Ergänzend wies der BFH darauf hin, dass die weiteren Angriffe des Beschwerdeführers sich gegen die materielle Richtigkeit der angefochtenen Entscheidung richten würden, dies aber kein Zulassungsgrund nach § 115 Abs. 2 FGO darstelle (numerus clausus der Zulassungsgründe).

BFH, Beschluss vom 14.03.2023 - IX B 60/22 -

Sonntag, 24. Februar 2019

Prozessrecht: Das „nicht mit Gründen versehene Urteil“ bei Fristüberschreitung


Das Landgericht hatte der Klage der Versicherungsnehmer gegen die beklagte Gebäudeversicherung überwiegend stattgegeben. Im Rahmen der Berufung der Versicherung bestimmte das OLG Termin zur Verkündung einer Entscheidung (nach vorangegangener Verlegung desselben) auf den 20.04.2017. Es verkündete an diesem Tag ein Urteil (ohne Gründe), demzufolge unter Abänderung der landgerichtlichen Entscheidung die Klage insgesamt abgewiesen wurde. Gegen dieses Urteil legten die Kläger am 13.10.2017 Nichtzulassungsbeschwerde, hilfsweise Revision zum BGH ein. Das mit Gründen versehene Urteil des OLG gelangte gemäß Vermerk erst am 07.12.2017 zur Geschäftsstelle des OLG und wurde den Parteien am 11. bzw. 12.12.2017 zugestellt.

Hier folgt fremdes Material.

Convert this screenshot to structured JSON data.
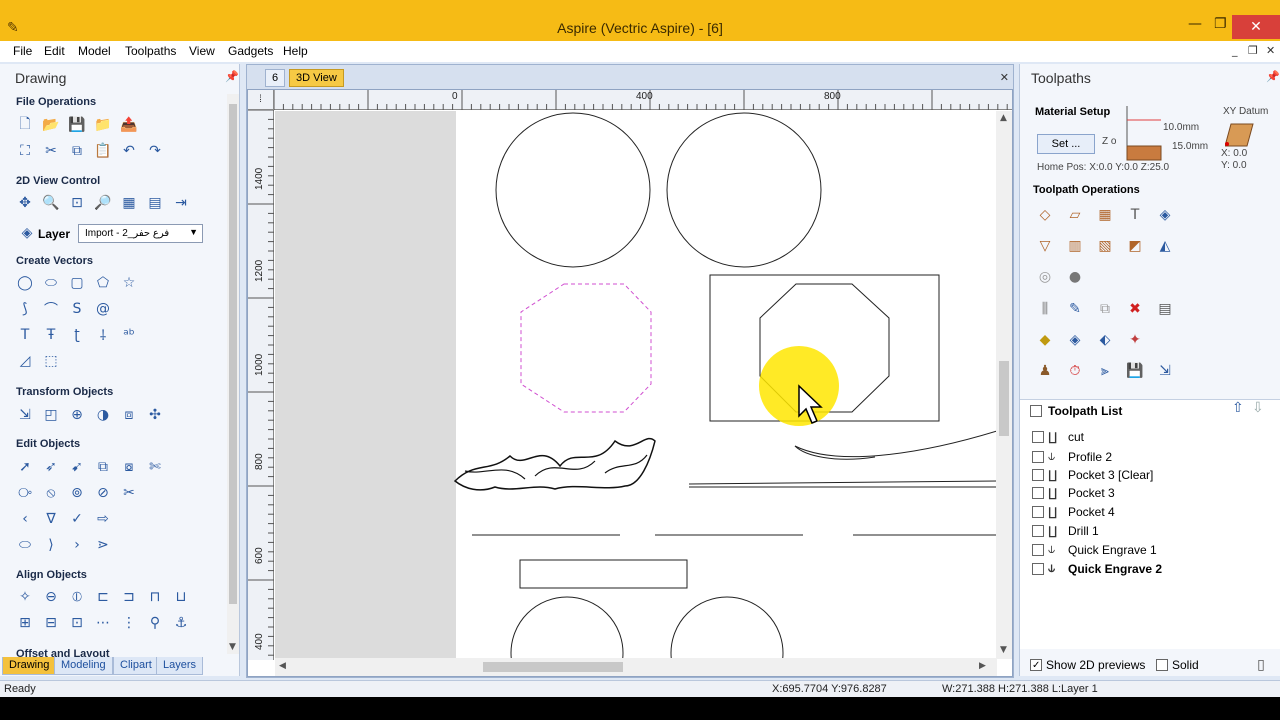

Die Revision führte zur Aufhebung des Urteils des OLG und Zurückverweisung des Rechtstreits an das OLG. Das Urteil sei mit einem wesentlichen Verfahrensmangel behaftet, da es iSv. § 547 Nr. 6 ZPO entgegen § 540 Abs. 1 S. 1 ZPO nicht mit Gründen versehen worden sei.

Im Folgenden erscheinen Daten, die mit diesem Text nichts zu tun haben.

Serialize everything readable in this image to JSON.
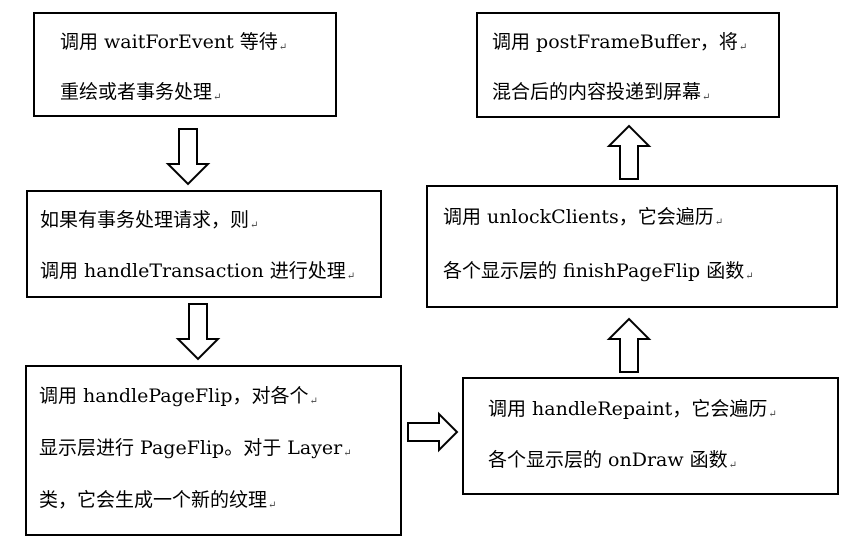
{
  "boxes": [
    {
      "id": "box1",
      "lines": [
        "调用 waitForEvent 等待",
        "重绘或者事务处理"
      ]
    },
    {
      "id": "box2",
      "lines": [
        "如果有事务处理请求，则",
        "调用 handleTransaction 进行处理"
      ]
    },
    {
      "id": "box3",
      "lines": [
        "调用 handlePageFlip，对各个",
        "显示层进行 PageFlip。对于 Layer",
        "类，它会生成一个新的纹理"
      ]
    },
    {
      "id": "box4",
      "lines": [
        "调用 handleRepaint，它会遍历",
        "各个显示层的 onDraw 函数"
      ]
    },
    {
      "id": "box5",
      "lines": [
        "调用 unlockClients，它会遍历",
        "各个显示层的 finishPageFlip 函数"
      ]
    },
    {
      "id": "box6",
      "lines": [
        "调用 postFrameBuffer，将",
        "混合后的内容投递到屏幕"
      ]
    }
  ],
  "paragraph_mark": "↵"
}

Der BGH verwies darauf, dass der absolute Revisionsgrund des § 547 Nr. 6 ZPO („wenn die Entscheidung entgegen den Bestimmungen dieses Gesetzes nicht mit Gründen versehen ist“) vorläge, wenn ein bei Verkündung noch nicht vollständig abgefasstes Urteil nicht binnen 5 Monaten nach seiner Verkündung schriftlich niedergelegt, von den Richtern besonders unterschrieben und der Geschäftsstelle übergeben worden sei (grundlegend BGH, Beschluss vom 27.04.2993 - GmS-OGB 1/92 -). Entscheidend hierfür sei die Erkenntnis, dass das richterliche Erinnerungsvermögen abnimmt und nach Ablauf von mehr als 5 Monaten nicht mehr gewährleistet sei, dass der Eindruck von der mündlichen Verhandlung und das Beratene noch zuverlässigen Niederschlag in den wesentlich später abgefassten Gründen finde. Zudem sei es auch der unterlegenen Partei nicht zumutbar, nach einer Verkündung länger als 5 Monate zu warten, um über eine etwaige mündliche Urteilsbegründung hinaus die detaillierten Gründe ihres Unterliegens zu erfahren.

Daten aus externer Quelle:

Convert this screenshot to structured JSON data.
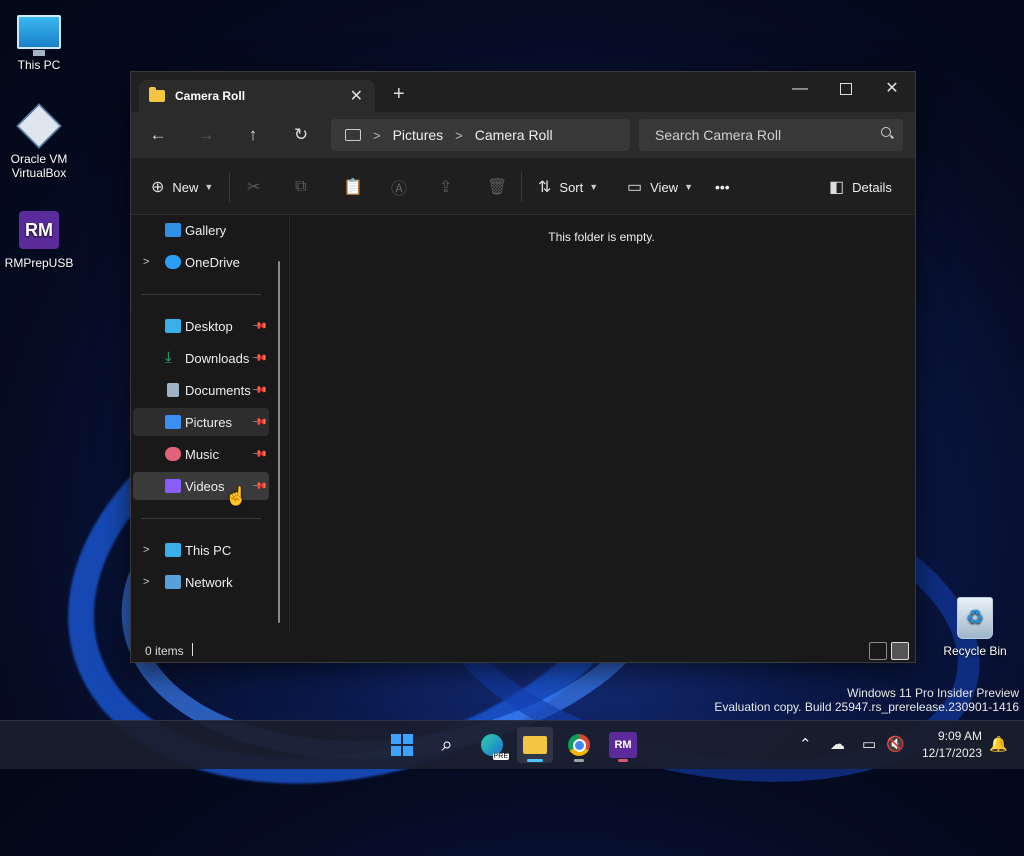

Anmerkung: Das Rechtsmittel der Revision (und damit auch einer Nichtzulassungsbeschwerde) ist binnen einer Frist von einem Monat nach Zustellung des in vollständiger Form abgefassten Urteils einzulegen. Fehlt es an der Zustellung, läuft die absolute Revisionsfrist 5 Monate nach Verkündung des Urteils, § 548 ZPO. Es ist in der Regel angezeigt, rechtzeitig vor Ablauf der Frist der 5 Monate durch Erhebung einer Richterdienstaufsichtsbeschwerde den oder die erkennenden Richter deutlich auf das (drohende) Versäumnis hinzuweisen, um bei einem möglicherweise fristwahrenden Rechtsmittel im Falle dessen Unzulässigkeit (ggf. auch Unbegründetheit) Schadensersatzansprüche nach § 839 BGB geltend machen zu können.